Import tasks

Basic format

Label Studio expects the JSON-formatted list of tasks as input. Each task is a dictionary-like structure, with some specific keys reserved for internal use:

Note: in case "data" field is missing in imported task object, the whole task body is interpreted as task["data"], i.e. [{"my_key": "my_value"}] will be internally converted to [{"data": {"my_key": "my_value"}}]

Example

Here is an example of a config and tasks list composed of one element, for text classification project:

<View>
  <Text name="message" value="$my_text"/>
  <Choices name="sentiment_class" toName="message">
    <Choice value="Positive"/>
    <Choice value="Neutral"/>
    <Choice value="Negative"/>
  </Choices>
</View>
[{
  # "id" is a reserved field, avoid using it when importing tasks
  "id": 123,

  # "data" requires to contain "my_text" field defined by labeling config,
  # and can optionally include other fields
  "data": {
    "my_text": "Opossum is great",
    "ref_id": 456,
    "meta_info": {
      "timestamp": "2020-03-09 18:15:28.212882",
      "location": "North Pole"
    } 
  },

  # completions are the list of annotation results matched labeling config schema
  "completions": [{
    "result": [{
      "from_name": "sentiment_class",
      "to_name": "message",
      "type": "choices",
      "value": {
        "choices": ["Positive"]
      }
    }]
  }],

  # "predictions" are pretty similar to "completions" 
  # except that they also include some ML related fields like prediction "score"
  "predictions": [{
    "result": [{
      "from_name": "sentiment_class",
      "to_name": "message",
      "type": "choices",
      "value": {
        "choices": ["Neutral"]
      }
    }],
    "score": 0.95
  }]
}]

Import formats

There are a few possible ways to import data files to your labeling project:

The --input-path argument points to a file or a directory where your labeling tasks reside.
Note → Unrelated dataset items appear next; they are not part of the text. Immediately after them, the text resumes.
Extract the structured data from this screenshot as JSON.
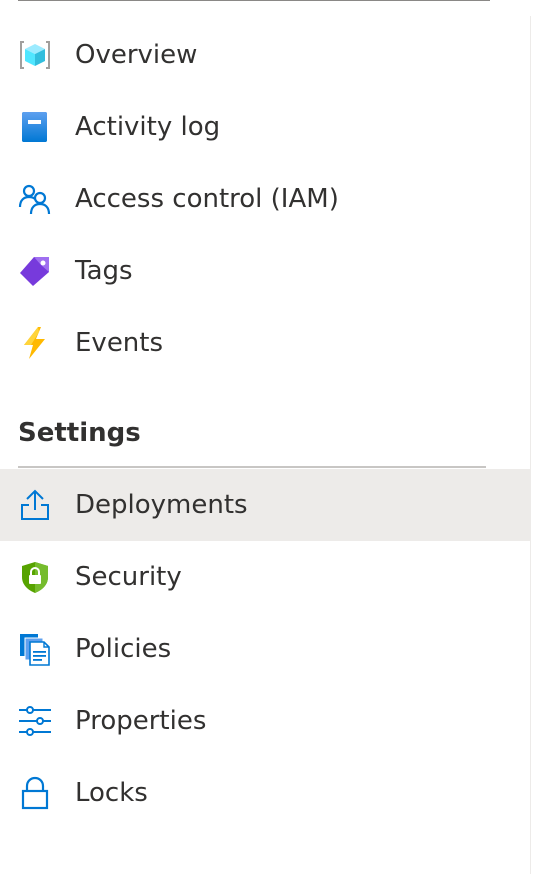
{
  "menu": {
    "items_top": [
      {
        "label": "Overview",
        "icon": "cube-icon"
      },
      {
        "label": "Activity log",
        "icon": "book-icon"
      },
      {
        "label": "Access control (IAM)",
        "icon": "people-icon"
      },
      {
        "label": "Tags",
        "icon": "tag-icon"
      },
      {
        "label": "Events",
        "icon": "lightning-icon"
      }
    ],
    "settings_section": {
      "title": "Settings",
      "items": [
        {
          "label": "Deployments",
          "icon": "upload-icon",
          "selected": true
        },
        {
          "label": "Security",
          "icon": "shield-lock-icon"
        },
        {
          "label": "Policies",
          "icon": "documents-icon"
        },
        {
          "label": "Properties",
          "icon": "sliders-icon"
        },
        {
          "label": "Locks",
          "icon": "lock-icon"
        }
      ]
    }
  },
  "colors": {
    "selected_background": "#edebe9",
    "text": "#323130",
    "azure_blue": "#0078d4",
    "divider": "#c8c6c4"
  }
}
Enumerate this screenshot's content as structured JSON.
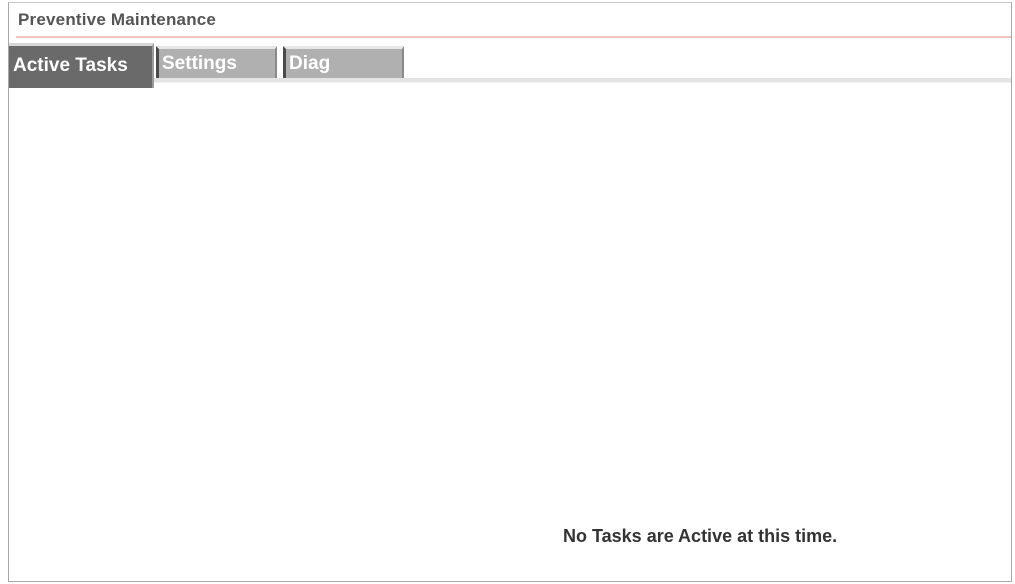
{
  "window": {
    "title": "Preventive Maintenance"
  },
  "tabs": [
    {
      "label": "Active Tasks",
      "active": true
    },
    {
      "label": "Settings",
      "active": false
    },
    {
      "label": "Diag",
      "active": false
    }
  ],
  "main": {
    "empty_message": "No Tasks are Active at this time."
  },
  "colors": {
    "active_tab_bg": "#6a6a6a",
    "inactive_tab_bg": "#b0b0b0",
    "title_rule": "#f4c4bc",
    "title_text": "#555555"
  }
}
By default it expects JSON-formatted tasks, but you can also specify all other formats listed bellow by using --input-format option.

JSON

label-studio init --input-path=my_tasks.json

tasks.json contains tasks in a basic Label Studio JSON format

Directory with JSON files

label-studio init --input-path=dir/with/json/files --input-format=json-dir

Instead of putting all tasks into one file, you can split your input data into several tasks.json, and specify the directory path. Each JSON file contains tasks in a basic Label Studio JSON format.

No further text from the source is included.